Why would “Kong Guys” resent “Kong Girls”? The men dislike these “Kong Girls”, who supposedly act very arrogant. According to the media, “Kong Girls” are young women who are materialistic, narcissistic, money-crazy, and cannot cook and do house chores. They often have the “Princess Syndrome”, which means the girls expect their boyfriends to treat them like princesses, for example, pay for everything, buy them everything, etc.

Finally, as for “Middle-Aged Women,” these are typically women over 26 years old, can no longer be identified as “young”, have successful careers with an overflowing income, some even more than men, are smart and powerful, and thus, have a high social status. The only drawback is that they are unmarried and are “failures” when it comes to love relationship. Some media, like TV networks, will label them and use them as the topic for soap operas. A Taiwan’s word-of-mouth drama called My Queen (敗犬女王)”, uses such a theme. It is a reflection of gender stereotype in the media.

Thus, the current stereotypical roles of men and women are completely reversed, comparing to conventional roles. Women are now portrayed as powerful, while men are weak.

In the last two years, we have found that the three aforementioned terms have grown more popular in Hong Kong citizens’ conversation, after some people have published these issues on web forums. In this case, we defined these terms as stereotypes that people tend to label others who share some of the common characteristics as a group, with most of these terms connoting depreciatory meanings.

Originally, the two terms “Kong Girl” and “Kong Guy” have been in use for many years as an abbreviation to neutrally describe Hong Kong females and males, usually used in newspapers. Yet, many Internet users recently implied some other meanings on these terms to portray negative images. For instance, Net surfer likes to use “Kong Girl” to define Hong Kong girls with evil characteristics like materialism, narcissism and arrogance. Is it true that all of the Hong Kong females hold these negative characteristics?

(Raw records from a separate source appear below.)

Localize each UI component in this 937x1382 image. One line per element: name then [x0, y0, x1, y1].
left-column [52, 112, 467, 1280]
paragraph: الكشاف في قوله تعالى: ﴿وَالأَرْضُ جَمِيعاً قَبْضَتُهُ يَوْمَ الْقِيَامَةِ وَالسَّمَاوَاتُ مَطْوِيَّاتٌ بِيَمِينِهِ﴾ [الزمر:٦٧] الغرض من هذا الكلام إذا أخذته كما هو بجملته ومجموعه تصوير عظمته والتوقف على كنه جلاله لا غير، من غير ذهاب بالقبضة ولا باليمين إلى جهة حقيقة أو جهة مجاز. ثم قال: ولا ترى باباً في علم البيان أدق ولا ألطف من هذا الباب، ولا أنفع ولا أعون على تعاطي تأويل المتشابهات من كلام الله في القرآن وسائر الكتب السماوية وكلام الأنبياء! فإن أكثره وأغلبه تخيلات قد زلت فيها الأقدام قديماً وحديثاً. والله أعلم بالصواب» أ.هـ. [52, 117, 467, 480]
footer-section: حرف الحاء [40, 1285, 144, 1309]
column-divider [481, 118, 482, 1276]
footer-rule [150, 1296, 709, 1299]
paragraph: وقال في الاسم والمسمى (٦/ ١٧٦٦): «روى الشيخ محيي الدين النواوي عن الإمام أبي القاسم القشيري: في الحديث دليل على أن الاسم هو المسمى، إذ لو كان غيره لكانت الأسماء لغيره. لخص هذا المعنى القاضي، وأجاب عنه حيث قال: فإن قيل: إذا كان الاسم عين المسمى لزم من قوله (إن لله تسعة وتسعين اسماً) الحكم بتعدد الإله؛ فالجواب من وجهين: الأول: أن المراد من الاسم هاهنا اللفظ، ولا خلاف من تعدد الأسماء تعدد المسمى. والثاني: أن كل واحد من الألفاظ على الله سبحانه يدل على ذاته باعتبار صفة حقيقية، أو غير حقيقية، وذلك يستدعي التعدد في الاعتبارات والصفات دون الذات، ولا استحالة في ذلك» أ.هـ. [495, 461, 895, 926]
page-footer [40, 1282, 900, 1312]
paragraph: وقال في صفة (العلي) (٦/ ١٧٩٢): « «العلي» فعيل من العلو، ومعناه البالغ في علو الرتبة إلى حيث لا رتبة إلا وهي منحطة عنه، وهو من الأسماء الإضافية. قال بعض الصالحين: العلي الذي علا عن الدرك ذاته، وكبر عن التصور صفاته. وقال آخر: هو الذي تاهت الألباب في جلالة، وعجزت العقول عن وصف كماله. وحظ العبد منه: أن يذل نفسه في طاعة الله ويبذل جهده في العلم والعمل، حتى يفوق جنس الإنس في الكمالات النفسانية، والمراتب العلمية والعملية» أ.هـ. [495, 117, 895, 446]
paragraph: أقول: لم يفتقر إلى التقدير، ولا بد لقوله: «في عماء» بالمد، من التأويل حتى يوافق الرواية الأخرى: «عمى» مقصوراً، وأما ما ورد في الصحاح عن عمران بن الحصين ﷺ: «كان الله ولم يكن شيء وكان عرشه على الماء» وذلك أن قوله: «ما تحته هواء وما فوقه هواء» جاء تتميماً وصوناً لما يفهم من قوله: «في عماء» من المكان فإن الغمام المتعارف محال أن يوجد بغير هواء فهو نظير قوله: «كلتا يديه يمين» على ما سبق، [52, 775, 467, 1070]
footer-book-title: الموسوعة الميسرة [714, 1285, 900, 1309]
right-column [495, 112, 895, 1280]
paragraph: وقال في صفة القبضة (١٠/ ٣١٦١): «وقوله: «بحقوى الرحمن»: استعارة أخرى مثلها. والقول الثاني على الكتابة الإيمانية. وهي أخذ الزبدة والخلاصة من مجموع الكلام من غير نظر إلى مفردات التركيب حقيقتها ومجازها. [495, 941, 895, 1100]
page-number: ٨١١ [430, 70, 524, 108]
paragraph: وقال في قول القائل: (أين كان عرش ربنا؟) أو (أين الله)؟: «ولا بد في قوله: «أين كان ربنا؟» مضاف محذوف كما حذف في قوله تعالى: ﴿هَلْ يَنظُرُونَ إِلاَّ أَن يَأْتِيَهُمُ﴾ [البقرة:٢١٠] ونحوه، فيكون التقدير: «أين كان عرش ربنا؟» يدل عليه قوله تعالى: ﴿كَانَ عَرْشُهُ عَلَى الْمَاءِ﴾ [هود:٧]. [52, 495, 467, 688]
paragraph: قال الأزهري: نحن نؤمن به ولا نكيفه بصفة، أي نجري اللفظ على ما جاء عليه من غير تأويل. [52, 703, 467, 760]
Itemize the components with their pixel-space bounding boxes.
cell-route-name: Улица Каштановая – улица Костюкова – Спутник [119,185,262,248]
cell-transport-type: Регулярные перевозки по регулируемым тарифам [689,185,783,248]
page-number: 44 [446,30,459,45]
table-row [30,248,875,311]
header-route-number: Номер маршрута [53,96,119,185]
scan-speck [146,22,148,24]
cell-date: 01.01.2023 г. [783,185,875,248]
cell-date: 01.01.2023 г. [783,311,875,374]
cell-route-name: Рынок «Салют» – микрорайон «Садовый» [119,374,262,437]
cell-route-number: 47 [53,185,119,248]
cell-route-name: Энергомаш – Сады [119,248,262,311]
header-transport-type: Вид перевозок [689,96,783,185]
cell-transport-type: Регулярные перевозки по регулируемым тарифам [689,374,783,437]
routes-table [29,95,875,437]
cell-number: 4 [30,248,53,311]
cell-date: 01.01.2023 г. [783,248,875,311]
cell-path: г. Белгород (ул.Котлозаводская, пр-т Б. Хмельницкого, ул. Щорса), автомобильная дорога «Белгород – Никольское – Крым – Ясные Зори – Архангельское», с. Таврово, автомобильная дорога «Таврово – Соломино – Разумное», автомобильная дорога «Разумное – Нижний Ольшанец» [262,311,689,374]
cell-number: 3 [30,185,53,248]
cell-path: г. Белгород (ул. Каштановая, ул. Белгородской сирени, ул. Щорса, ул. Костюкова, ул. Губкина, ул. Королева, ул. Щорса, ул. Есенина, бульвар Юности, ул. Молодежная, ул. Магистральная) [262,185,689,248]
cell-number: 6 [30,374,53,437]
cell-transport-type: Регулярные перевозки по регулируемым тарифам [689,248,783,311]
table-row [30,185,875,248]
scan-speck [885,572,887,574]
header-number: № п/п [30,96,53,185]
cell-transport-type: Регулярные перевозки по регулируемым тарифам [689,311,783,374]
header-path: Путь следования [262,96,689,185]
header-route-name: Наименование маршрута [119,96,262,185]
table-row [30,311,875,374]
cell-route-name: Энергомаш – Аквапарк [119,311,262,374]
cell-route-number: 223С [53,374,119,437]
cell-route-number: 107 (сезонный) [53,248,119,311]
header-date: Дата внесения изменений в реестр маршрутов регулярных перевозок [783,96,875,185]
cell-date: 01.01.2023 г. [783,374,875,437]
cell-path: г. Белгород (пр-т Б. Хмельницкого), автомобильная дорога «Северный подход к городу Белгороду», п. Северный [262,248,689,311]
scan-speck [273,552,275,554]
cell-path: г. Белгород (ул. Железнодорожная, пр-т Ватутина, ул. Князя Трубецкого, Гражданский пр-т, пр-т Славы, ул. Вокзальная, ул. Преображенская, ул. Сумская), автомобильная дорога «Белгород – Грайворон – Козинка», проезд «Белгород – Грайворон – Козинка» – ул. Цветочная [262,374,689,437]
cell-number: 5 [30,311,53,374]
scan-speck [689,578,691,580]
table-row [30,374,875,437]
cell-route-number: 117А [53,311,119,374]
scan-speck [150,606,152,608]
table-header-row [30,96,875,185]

And why do people commonly feel that women should not be like this? Actually, these terms are sourced from common gender stereotypes portrayed by the mass media. The media had always shaped the roles of both genders. The general public is probably discontent when the fact (reality) does not match with their imagination and recognition. Then, they tend to show their disappointment on the Internet, which finally produces another stereotyping towards the opposite gender. Someone has tried to clarify that the term “Kong Girl” is not only inclining to describe Hong Kong females, but to indicate that all females in the world have those evil characteristics. But why should Hong Kong girls be the representatives of females with bad manners around the world? To explain in any way, “Kong Girl” and “Kong Guy” are not neutral terms anymore since they connote social stereotyping towards gender.

Meanwhile, it has almost become a trend for Hong Kong citizens to use the term “Middle-Aged Women” as a description. The major cause of this is obviously because of the media playing up these labels in a large coverage. We can see different kinds of TV programs, comics, movies, and even pop songs describing many characteristics of this group. The media and the fiery discussion among online forum members advance many new meanings to these new terms, hiding the original meanings. And now, we have new definitions to “Kong Guy”, “Kong Girl” and “Middle-Aged Women”.

Due to the evolution of the society, the role of women has changed. Females are no longer confined in housework. More importantly, they are not the appurtenant of men anymore. Nowadays, women have an equal status as men and can perform outstandingly in the work force. Women’s power is increasing, catching up with men’s power, possibly even surpassing men’s. However, the traditional perceptions about women are deeply rooted in Chinese society. The deviation of the conventional roles and the present roles of both men and women leads to gender stereotypes, existing in mass media and the general public’s minds.